9/11 and American Religion – 10 Years on.

9/11 and American Religion – 10 Years on. August 12, 2011

The events of 9/11 had a profound and complex effect on American views of religion. While the media have highlighted an apparent rise in intolerance, particularly as directed against Muslims, it appears that this is primarily the identification of a new enemy in the ongoing culture wars. Islam and Muslims were simply added to the existing list of supposed threats to America and the American way of life, displacing momentarily political progressives, mainline Christianity, gays, and Latinos among others. After a decade, however, Muslims are no longer a hot center of conservative fear and it appears that intolerance as a political tool may be on the wane. Still, widespread ignorance of the meaning and nature of “Shari’a Law” continues to provide individual legislators at the state and national levels an opportunity to score points with some members of their constituencies.

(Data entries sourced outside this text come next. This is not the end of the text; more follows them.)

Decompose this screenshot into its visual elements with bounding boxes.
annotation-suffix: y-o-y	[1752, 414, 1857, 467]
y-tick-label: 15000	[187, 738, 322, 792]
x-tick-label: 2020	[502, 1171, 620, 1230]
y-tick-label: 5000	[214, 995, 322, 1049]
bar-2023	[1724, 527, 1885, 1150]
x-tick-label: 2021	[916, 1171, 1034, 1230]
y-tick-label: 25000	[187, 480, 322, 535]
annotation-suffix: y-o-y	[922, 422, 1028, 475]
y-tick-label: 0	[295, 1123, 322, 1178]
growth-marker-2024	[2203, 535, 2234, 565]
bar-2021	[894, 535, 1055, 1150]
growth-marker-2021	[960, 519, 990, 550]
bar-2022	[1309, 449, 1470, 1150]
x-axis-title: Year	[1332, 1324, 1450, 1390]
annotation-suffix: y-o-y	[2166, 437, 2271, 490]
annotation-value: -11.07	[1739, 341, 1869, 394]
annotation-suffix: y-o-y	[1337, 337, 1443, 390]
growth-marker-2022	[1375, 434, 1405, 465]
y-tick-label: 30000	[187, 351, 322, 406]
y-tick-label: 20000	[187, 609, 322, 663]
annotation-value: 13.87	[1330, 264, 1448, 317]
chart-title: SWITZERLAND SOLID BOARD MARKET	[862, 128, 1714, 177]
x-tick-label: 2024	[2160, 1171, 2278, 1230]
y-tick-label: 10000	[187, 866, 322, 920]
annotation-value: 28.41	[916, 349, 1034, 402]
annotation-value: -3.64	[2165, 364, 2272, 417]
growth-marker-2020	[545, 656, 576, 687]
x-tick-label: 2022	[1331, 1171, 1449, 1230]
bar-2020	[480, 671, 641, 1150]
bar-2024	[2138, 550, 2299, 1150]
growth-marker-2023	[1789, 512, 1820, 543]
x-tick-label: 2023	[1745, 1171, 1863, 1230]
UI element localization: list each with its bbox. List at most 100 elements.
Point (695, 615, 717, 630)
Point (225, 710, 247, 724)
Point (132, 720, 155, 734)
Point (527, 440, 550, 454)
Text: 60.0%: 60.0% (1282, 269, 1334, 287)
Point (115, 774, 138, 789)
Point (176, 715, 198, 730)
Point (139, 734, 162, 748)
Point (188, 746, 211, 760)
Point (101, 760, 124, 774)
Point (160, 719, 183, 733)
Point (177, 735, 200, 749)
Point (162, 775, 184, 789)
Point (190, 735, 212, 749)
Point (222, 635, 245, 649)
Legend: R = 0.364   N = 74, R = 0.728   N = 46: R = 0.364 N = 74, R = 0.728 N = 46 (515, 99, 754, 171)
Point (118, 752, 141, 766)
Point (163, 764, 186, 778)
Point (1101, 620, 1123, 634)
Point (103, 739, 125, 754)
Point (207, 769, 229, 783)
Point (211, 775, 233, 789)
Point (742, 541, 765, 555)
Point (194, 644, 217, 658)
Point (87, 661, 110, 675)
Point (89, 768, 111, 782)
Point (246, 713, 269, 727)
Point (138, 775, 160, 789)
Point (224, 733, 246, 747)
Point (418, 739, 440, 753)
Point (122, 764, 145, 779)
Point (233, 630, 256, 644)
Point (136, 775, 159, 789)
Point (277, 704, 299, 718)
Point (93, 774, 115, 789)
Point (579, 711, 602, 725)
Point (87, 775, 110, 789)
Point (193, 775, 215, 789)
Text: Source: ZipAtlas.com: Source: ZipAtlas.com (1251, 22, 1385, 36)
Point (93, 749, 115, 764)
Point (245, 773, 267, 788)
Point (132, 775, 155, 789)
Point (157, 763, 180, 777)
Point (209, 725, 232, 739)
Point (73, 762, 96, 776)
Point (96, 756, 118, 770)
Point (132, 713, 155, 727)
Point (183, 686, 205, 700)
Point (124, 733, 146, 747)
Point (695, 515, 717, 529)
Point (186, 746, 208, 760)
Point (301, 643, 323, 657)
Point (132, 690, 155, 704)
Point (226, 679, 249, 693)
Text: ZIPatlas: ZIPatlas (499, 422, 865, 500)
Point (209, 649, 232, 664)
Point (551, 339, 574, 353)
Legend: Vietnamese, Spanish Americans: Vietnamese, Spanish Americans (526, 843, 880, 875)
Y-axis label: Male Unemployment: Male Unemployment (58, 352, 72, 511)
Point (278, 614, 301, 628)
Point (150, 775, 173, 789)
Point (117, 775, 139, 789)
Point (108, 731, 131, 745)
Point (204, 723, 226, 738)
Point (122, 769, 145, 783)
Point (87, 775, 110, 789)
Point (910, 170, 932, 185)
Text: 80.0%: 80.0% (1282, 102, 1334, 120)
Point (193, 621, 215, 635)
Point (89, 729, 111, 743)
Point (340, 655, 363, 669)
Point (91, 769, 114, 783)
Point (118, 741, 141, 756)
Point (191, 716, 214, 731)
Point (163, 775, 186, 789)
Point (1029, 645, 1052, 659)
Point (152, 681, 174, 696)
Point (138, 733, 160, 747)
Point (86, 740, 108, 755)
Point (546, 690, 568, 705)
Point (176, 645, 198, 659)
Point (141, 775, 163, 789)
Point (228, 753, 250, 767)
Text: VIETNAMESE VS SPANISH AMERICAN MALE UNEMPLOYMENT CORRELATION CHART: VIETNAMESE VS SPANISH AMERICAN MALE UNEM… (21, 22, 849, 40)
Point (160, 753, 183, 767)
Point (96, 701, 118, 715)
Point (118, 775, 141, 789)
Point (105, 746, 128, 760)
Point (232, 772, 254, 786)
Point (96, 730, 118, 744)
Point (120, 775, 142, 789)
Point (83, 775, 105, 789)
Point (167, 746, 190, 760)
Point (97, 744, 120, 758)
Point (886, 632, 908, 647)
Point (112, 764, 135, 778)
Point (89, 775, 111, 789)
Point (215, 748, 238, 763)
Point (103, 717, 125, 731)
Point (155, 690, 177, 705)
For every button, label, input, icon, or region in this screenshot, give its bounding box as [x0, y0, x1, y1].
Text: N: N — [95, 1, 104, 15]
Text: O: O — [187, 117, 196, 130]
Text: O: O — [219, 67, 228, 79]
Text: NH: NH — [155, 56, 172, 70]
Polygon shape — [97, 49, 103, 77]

At the same time American curiosity about Islam has vastly increased. It has been met with a wide array of books, websites, and media commentary that ranges from the bigoted and inflammatory to the well-informed and carefully considered. I continue to respond daily to requests for lectures on Islam from church groups, academics, and civic organizations. Virtually all, including those who are politically conservative, are conscious that the cable news networks in general and Fox news specifically have served them poorly in terms of factual accounts of Islam and Muslims. They are anxious for information that comes without a political agenda but are uncertain where to find it.

The events of 9/11, the wars that followed, the growing awareness of so-called “political Islam” have at least temporarily destroyed American naiveté regarding the political dimension of all religions. These accomplished more in this regard than progressive Christians with liberation theology and the evangelical Christian right were able to do over several decades. And this has had several related if nearly contradictory effects. For many Americans it has made the promotion of religious tolerance a greater priority than it has been for decades, with a shift of focus from addressing the problem of bigotry against Jews to the problem of bigotry against Muslims. Attacks on Islam by the Christian right have given radical atheists a whole new armory for attacks on religion in general, allowing them to lump all religious “fundamentalists” together as a threat to rationality, tolerance, and freedom of thought. And however they approach religion, from populist intolerance of non-Christian religions to the formation of offices to manage cultural and religious diversity, local and state governments have found it necessary to recognize a religious dimension to the politics of everything from the sale of alcohol to the approval of building permits.

Finally, 9/11 and the events following have spurred both a new interest in dialogue, and have changed its character. Most of the new interest in promoting inter-religious dialogue has come from Muslim groups, who obviously have a great deal at stake in presenting themselves to non-Muslims in a positive light. This in turn has shifted the focus of inter-religious dialogue from finding the spiritual commonalities implicit in older pluralist approaches to identifying and accepting religious difference both between and within religions. Increasingly dialogue has shifted from being a path for spiritual seekers to a tool for achieving social cohesion and building civil society.

Whether any, or all of these trends continue remains in question. The latter half of the 20th century was widely characterized as a time of religious resurgence, but in reality America institutional religion continues to wane, with evangelicals following rather than resisting mainline Christian trends. Recent surveys suggest that the growth of Islam will not change this significantly. It is primarily growing through higher birth rates and in-migration. As Muslims assimilate to American and European society current evidence suggests that Islam may well follow the same path as Christianity and Judaism.